Une famille pendant la guerre/VIII
André à monsieur de Vineuil. Le Mans, 15 septembre.
Cette brave petite Berthe, par une lettre du 8, m’apprend vos grandes résolutions sur un ton tellement lamentable, que votre fils, tout indigne qu’il est, s’en est ému et que, sans les exigences du service (phrase consacrée), je vous aurais demandé aussitôt sa lettre reçue, si vous croyez vous-même à l’espèce de cauchemar auquel elle veut m’associer. Ou nous sommes ici bien ignorants de ce qui se passe, ou j’ai l’entendement furieusement obtus, mais je ne puis croire au siége de Paris, et, grâce à l’absence de cette croyance fondamentale du système de Berthe, je ne puis m’attendrir encore sur la douleur (qui serait si grande, je le sais) d’une longue séparation de maman d’avec vous.
Pourtant, cher père, quand je vous ai vu reprenant le harnais guerrier, tant par fidélité à votre vieil ami le devoir que par amour pour votre fils le polytechnicien, mon incrédulité a reçu un sérieux ébranlement qui m’a conduit à faire l’emplette du Parfait Troupier, augmenté de la Théorie du maniement du chassepot, de la nouvelle école de peloton, etc., etc. Qu’on dise après cela que je ne fais pas consciencieusement les choses ! En ce moment, nous sommes cent quarante sur l’effectif de la compagnie qui n’avons jamais été plus loin que l’École du soldat. Cependant nous sommes beaucoup plus avancés que les mobiles, dont aucun n’a encore de fusil, et nous croyons de bonne foi faire l’admiration de la population du Mans quand l’exercice nous appelle sur la verte promenade qui orne cette pacifique cité. Non, mon cher père, permettez-moi de vous le dire, vous n’aurez pas plus de quinze jours de siége. Messieurs de fours verront, même sans leurs lunettes, qu’il n’y a plus en France un soldat digne de ce nom, que Paris, une fois bloqué, ce n’est ni eux ni nous qui le débloquerons, et comme, après tout, cet état des choses n’est pas leur faute, ils vont dire à Guillaume : — Entendez la raison, Sire… et à la France : — Nous n’avons rien, ni hommes, ni matériel, soumettons-nous et pensons à mieux faire une autre fois.
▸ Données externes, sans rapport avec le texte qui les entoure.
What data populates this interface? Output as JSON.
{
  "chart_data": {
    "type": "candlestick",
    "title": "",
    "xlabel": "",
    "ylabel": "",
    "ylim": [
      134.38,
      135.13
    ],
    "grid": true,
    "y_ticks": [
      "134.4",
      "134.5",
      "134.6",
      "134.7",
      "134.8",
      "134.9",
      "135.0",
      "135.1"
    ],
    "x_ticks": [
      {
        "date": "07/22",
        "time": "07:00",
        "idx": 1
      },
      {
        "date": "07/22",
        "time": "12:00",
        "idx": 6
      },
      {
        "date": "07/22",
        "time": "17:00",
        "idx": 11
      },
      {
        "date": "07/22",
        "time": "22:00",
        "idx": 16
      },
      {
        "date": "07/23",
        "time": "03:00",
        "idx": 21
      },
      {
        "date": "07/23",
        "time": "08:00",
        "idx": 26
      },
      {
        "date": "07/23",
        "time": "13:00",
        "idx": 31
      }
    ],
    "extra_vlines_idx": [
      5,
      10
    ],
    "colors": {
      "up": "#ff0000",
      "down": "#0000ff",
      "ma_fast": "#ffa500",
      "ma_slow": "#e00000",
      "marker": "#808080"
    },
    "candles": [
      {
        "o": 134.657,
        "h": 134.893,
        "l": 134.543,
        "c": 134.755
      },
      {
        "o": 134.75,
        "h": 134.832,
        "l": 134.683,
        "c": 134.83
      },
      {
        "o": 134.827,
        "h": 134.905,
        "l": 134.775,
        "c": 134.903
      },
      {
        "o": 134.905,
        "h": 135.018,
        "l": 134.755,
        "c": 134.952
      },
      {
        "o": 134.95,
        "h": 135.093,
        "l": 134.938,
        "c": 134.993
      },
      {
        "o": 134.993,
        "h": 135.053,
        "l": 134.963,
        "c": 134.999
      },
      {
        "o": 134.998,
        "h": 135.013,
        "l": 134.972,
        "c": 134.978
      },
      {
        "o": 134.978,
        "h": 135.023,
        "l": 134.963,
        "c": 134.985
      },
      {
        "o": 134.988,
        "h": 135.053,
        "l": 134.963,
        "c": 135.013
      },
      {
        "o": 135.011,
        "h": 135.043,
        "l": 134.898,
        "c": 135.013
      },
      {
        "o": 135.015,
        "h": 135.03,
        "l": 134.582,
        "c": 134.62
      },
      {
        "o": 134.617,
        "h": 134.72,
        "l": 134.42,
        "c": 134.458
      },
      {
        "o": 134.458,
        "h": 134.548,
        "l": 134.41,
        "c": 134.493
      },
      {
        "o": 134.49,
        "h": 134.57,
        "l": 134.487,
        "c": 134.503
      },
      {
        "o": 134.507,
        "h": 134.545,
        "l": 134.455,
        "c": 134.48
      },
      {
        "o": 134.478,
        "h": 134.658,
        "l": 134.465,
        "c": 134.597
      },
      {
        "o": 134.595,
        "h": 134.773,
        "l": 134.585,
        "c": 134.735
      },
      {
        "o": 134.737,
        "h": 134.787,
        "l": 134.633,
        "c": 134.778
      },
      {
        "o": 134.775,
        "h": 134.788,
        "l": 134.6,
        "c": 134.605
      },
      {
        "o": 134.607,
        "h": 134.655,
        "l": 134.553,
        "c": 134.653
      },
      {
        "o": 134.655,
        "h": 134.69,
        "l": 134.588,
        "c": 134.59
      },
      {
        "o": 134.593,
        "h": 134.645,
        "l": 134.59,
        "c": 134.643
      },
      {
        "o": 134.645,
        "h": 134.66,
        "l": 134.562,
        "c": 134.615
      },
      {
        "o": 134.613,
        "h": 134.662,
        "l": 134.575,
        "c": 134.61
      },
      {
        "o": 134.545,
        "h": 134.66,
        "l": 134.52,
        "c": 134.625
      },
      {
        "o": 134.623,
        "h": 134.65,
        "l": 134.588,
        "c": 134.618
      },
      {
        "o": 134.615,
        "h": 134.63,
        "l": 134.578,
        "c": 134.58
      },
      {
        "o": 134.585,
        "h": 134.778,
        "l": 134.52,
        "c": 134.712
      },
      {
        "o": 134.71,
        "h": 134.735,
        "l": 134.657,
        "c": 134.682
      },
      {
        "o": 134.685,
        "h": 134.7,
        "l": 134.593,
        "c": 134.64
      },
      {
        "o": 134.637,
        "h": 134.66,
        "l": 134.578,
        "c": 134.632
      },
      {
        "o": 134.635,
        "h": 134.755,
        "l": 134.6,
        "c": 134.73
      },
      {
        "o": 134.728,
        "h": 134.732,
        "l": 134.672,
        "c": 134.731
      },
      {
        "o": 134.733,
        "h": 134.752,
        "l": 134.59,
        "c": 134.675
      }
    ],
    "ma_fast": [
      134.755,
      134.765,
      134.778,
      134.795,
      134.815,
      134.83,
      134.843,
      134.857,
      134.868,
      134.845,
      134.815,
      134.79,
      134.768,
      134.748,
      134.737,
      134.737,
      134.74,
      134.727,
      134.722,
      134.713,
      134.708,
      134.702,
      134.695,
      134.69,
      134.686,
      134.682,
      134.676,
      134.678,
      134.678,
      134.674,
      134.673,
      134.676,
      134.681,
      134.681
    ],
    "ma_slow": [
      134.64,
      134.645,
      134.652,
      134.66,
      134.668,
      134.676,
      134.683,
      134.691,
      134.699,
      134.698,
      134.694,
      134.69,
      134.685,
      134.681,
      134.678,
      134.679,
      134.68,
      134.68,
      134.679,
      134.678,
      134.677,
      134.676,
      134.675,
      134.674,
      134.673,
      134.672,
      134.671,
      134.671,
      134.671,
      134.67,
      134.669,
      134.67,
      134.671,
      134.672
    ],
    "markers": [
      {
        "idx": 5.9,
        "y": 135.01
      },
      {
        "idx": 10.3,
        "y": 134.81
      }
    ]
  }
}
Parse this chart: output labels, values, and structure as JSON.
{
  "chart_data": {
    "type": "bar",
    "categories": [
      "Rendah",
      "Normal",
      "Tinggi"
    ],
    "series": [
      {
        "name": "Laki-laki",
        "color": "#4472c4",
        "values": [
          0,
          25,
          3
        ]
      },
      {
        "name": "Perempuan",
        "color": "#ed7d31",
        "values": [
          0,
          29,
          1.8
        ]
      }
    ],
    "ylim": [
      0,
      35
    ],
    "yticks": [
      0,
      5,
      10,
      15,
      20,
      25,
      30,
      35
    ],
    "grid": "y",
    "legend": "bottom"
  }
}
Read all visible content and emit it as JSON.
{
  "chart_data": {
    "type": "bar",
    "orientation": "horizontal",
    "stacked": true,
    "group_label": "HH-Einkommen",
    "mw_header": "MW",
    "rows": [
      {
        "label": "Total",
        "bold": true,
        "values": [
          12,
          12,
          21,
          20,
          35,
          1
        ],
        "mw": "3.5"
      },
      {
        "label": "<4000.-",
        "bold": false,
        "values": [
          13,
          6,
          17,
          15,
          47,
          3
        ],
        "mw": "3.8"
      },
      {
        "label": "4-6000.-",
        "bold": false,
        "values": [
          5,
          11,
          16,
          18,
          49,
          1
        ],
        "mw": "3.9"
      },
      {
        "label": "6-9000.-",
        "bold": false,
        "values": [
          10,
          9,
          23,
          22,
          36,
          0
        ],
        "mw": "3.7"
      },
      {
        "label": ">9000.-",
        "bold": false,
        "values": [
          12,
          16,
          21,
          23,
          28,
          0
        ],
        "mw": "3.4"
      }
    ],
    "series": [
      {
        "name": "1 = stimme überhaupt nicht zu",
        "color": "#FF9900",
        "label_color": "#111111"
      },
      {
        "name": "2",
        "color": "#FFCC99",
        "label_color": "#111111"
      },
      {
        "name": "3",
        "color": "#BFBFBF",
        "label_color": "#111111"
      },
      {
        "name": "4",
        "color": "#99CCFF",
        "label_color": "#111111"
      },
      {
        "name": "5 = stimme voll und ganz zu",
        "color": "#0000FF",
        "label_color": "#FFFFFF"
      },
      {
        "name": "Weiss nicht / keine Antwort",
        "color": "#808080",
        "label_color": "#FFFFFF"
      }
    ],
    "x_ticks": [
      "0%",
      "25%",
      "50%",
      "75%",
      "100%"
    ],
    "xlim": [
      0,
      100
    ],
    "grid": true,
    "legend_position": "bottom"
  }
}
Mais, cher père, j’entre dans vos domaines en abordant la politique et mieux vaut vous conter ce que nous faisons ici. Que je vous remercie d’avoir fait de moi un simple lignard ! Rien n’est plus drôle que cette vie-là au sortir des bancs de l’École de droit. En ce moment, la chasse à l’espion est à l’ordre du jour, et chaque ambitieux des galons de caporal veut avoir pincé le sien. Cela amène les scènes les plus comiques. Une autre curiosité est la crédulité de nos pauvres compatriotes. Pourvu qu’une idée soit étrange et impossible, sa fortune est faite ; elle devient un bruit et toute une population passe à la suite de ces bruits divers, aussi peu fondés les uns que les autres, du plus profond découragement à des accès de fol enthousiasme. Hier, Strasbourg était pris ; aujourd’hui, cette prise n’aurait été qu’une feinte. Les héroïques Strasbourgeoises auraient laissé entrer les Allemands dans la ville, puis chacune aurait tué son homme. De cette façon, et toutes les villes se proposant d’imiter Strasbourg, ces pauvres Allemands sont perdus. Au reste, c’est une justice à nous rendre, à nous autres Français, nous sommes de bonnes pâtes. Plaindre ces pauvres Allemands nous occupe un peu plus que les combattre. À chaque instant, nous nous attendrissons sur leur sort, et je ne crois pas, vraiment, que deux bourgeois manceaux, ou deux lignards, ou deux bonnes d’enfants, puissent entamer le sujet guerre, sans conclure ainsi ou à peu près : — Attendez seulement qu’ils aient un petit échec sous Paris et puis vous verrez comme les paysans les arrangeront ! De Paris à la frontière, c’est long. Les pauvres gens ! il n’en restera pas un ! — Et là-dessus, on s’en va à son logis, très-préoccupé de ce qui ne vous concerne pas et fort peu de ce qu’on pourrait faire.
Je tourne au volume, mon cher père, et pourtant je vous sais bien occupé. Embrassez le lieutenant Maurice pour moi et aimez toujours ce fils écervelé dont le cœur est cependant si entièrement et si respectueusement à vous.
Il se peut que le léger parfum qui s’exhale de cette feuille vous apprenne que le tabac me compte au nombre de ses adeptes, — de ses dupes, devrais-je dire, — car, rassurez-vous, c’est de l’état militaire ce que je quitterai le plus volontiers.